– North Dakota took out five-plus years of frustration against the Gophers on Saturday night, most of it during one five-minute power play.

Gophers defenseman Jack Glover took a major penalty for checking from behind, drawing Minnesota’s third game misconduct of the young season.

By the time his penalty box substitute returned to the ice, North Dakota had scored three times, paving the way to a 4-0 victory cruise before a sellout crowd of 11,890 at Ralph Engelstad Arena.

The loss ended the Gophers’ seven-game unbeaten streak (5-0-2) against their archrival that dated to 2012.

“It’s just so frustrating — the penalties, it’s just ongoing,” Gophers coach Don Lucia said. “This is a very difficult place to play — it’s hard enough, and we have the parade to the penalty box. We didn’t give ourselves a chance.”

No. 4 North Dakota (4-1-1) plays the same goal song as the Chicago Blackhawks, The Fratellis’ “Chelsea Dagger,” and the jam-packed student section almost looked tired from singing “Doo-doo-doo!” on repeat during Glover’s penalty.

The No. 8 Gophers (3-3) had to wonder how the game might have been different with more discipline. Remove the five-minute major, and Minnesota actually played better than it did in Friday’s 2-1 victory.

North Dakota outshot the Gophers 35-18 in that first game only to get stonewalled by goalie Eric Schierhorn. This time, the shots were 22-18 in Minnesota’s favor.

Major penalties and special teams play have been big issues for the Gophers so far this season. First, the power play: Minnesota went 0-for-6 on Saturday, 0-for-11 on the weekend, and is 3-for-31 on the season.

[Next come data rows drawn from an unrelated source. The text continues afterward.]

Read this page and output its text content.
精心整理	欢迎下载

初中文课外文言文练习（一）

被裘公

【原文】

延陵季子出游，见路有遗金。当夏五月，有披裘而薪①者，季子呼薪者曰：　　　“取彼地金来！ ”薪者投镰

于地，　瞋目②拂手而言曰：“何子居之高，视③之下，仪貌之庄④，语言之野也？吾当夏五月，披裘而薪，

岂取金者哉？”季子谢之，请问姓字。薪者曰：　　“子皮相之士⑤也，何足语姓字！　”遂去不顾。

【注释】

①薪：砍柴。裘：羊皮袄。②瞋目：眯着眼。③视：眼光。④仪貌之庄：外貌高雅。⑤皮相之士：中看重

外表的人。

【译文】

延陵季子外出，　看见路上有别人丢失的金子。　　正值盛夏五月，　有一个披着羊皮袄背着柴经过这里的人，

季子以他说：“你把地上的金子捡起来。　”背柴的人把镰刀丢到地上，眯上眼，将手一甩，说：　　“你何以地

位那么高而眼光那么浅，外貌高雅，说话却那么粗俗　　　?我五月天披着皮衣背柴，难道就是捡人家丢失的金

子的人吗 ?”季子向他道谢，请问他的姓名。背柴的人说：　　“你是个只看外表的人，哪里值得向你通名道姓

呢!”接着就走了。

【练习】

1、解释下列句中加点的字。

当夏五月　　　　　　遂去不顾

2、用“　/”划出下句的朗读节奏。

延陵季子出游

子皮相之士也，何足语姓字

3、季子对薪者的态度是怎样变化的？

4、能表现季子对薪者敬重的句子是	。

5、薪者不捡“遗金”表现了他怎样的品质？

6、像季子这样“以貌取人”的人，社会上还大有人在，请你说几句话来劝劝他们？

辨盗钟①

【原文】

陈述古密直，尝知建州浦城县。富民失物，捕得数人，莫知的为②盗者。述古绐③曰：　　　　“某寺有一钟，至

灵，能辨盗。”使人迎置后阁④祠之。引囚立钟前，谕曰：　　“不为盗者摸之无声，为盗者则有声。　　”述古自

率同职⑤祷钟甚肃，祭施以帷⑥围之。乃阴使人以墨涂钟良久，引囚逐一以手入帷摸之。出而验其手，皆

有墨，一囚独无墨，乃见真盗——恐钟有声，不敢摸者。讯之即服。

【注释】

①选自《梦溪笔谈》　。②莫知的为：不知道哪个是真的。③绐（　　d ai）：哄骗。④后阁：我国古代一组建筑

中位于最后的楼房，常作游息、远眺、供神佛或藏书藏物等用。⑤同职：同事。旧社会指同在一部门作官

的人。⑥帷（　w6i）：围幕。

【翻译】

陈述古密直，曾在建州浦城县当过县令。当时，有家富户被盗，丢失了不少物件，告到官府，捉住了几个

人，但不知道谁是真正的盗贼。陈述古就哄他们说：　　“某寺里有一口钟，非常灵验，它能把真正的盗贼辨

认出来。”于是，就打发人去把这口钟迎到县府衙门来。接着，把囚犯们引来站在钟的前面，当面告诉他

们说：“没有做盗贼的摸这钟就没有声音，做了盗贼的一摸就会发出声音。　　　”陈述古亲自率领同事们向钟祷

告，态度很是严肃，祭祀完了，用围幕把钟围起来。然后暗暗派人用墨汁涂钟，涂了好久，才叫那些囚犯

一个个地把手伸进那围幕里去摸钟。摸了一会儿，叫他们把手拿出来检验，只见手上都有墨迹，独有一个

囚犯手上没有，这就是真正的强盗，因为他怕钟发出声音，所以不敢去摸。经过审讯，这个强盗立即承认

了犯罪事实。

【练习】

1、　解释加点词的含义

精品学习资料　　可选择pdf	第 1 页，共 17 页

“We’re not getting pucks to the net, we’re not shooting off the pass and our puck possession’s just not there right now,” Gophers captain Tyler Sheehy said. “We’re losing too many draws on the power play and when they clear a puck that kills seven, 10 seconds.”

Then, there’s the penalty kill: In their opponents’ 33 power-play chances, the Gophers have allowed 10 goals, including three in nine chances Saturday.

Major penalties are especially taxing for teams because the man advantage doesn’t expire when the team on the power play scores.

Ryan Lindgren got a game misconduct (and five-minute major) for contact to the head in a 2-0 win over Union on Oct. 7. Six days later, Leon Bristedt took a checking-from-behind penalty in a 3-1 loss to Penn State, getting a game-misconduct, a five-minute major and a one-game suspension from the Big Ten.

Saturday the Gophers were already in a 1-0 hole late in the first period, when Glover decked North Dakota freshman Collin Adams with his stick in front of the Fighting Hawks bench.

“I’m not sure that was a five[-minute major], but they called it,” Lucia said. “But you just can’t make that hit there.”

The five-minute power play started with a 4-on-3, as Lindgren (cross-checking) and UND’s Shane Gersich (roughing) had just gone to the box at the same time.

With 40.7 seconds left in the first period, Christian Wolanin made it 2-0 on a shot that appeared to deflect off a defender.

North Dakota then brought out the dagger early in the second period. Colton Poolman wristed a shot past a screened Schierhorn, and Wolanin scored on another slapshot with two seconds left on Glover’s penalty.

“Our effort was there tonight; it was just our discipline that put us in trouble,” Sheehy said.